Two Little Boys
Director: Robert Sarkies
Deano later hacks the remains of the backpacker into small pieces without consulting Nige and becoming obsessed with killing Nige’s only other friend, Gav (Maaka Pohatu). These insights into Deano’s character and his persistent bullying give the film an increasingly disturbing air, which the audience is expected to brush aside in order to embrace the “Kiwi humour”.
Nige’s incompetence and inability to stand up for himself stretch the film’s credulity beyond breaking point. The three characters take a trip to the Catlins, the home to many fond memories for Nige and Deano, and end up jumping off a cliff, not suffering any injuries. At this point, though, it’s difficult to see how the audience can be expected to be in the mood for laughter.

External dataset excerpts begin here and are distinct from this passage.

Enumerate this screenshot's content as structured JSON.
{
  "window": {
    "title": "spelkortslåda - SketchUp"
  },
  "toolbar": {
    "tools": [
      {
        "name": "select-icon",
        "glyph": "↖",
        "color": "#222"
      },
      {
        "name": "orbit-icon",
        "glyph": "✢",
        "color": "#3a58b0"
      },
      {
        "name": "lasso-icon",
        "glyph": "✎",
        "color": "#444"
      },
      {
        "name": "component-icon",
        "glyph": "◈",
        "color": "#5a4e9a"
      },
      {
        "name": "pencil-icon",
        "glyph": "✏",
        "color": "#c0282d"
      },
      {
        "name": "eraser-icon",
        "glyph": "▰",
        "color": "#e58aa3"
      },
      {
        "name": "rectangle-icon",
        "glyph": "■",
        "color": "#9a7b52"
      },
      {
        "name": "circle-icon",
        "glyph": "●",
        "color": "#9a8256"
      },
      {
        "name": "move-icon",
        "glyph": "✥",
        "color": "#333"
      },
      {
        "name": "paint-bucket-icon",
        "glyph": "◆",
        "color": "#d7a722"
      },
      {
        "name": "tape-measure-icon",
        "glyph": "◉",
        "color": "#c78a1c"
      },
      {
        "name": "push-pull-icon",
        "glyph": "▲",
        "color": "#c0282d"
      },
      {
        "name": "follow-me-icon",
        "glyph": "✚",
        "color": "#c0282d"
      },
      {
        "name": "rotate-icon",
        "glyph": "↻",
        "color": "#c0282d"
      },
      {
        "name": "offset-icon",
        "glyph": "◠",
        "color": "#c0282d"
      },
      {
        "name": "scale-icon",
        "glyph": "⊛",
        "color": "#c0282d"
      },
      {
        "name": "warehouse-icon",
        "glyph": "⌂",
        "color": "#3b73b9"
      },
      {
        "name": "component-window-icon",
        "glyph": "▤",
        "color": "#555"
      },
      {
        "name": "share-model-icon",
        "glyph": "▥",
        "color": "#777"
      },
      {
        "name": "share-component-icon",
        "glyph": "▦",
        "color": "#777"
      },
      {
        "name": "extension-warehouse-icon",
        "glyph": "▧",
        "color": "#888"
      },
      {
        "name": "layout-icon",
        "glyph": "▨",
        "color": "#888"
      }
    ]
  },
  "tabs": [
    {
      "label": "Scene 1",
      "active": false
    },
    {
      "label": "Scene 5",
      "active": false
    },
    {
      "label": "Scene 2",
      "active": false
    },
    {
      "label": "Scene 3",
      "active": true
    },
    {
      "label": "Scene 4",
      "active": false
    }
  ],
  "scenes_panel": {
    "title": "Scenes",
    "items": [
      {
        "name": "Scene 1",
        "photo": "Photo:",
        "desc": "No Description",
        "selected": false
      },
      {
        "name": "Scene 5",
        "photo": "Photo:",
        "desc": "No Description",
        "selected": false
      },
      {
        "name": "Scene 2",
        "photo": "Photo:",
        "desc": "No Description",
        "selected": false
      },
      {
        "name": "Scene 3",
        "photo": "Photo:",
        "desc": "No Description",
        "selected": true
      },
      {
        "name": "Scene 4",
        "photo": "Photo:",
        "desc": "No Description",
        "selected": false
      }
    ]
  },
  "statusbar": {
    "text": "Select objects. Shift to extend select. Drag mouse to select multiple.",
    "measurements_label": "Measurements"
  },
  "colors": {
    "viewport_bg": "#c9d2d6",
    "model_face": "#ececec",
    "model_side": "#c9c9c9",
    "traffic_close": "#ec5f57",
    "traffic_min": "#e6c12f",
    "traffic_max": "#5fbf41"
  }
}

Another issue with this film is its lack of commitment to the Southland setting. Its portrayal of the Catlins is fantastic, yet the characters, who are supposedly Invercargill born-and-bred, don’t speak with the obvious Southland “r”. Surely the filmmakers are able to portray a small amount of diversity in New Zealand cinema?
Two Little Boys’ only redeeming qualities are a superb performance by Maaka Pohatu and its imagery of the Catlins, which conveys a true sense of Kiwiana. The creative folk behind this film deserve kudos. The screenwriters don’t.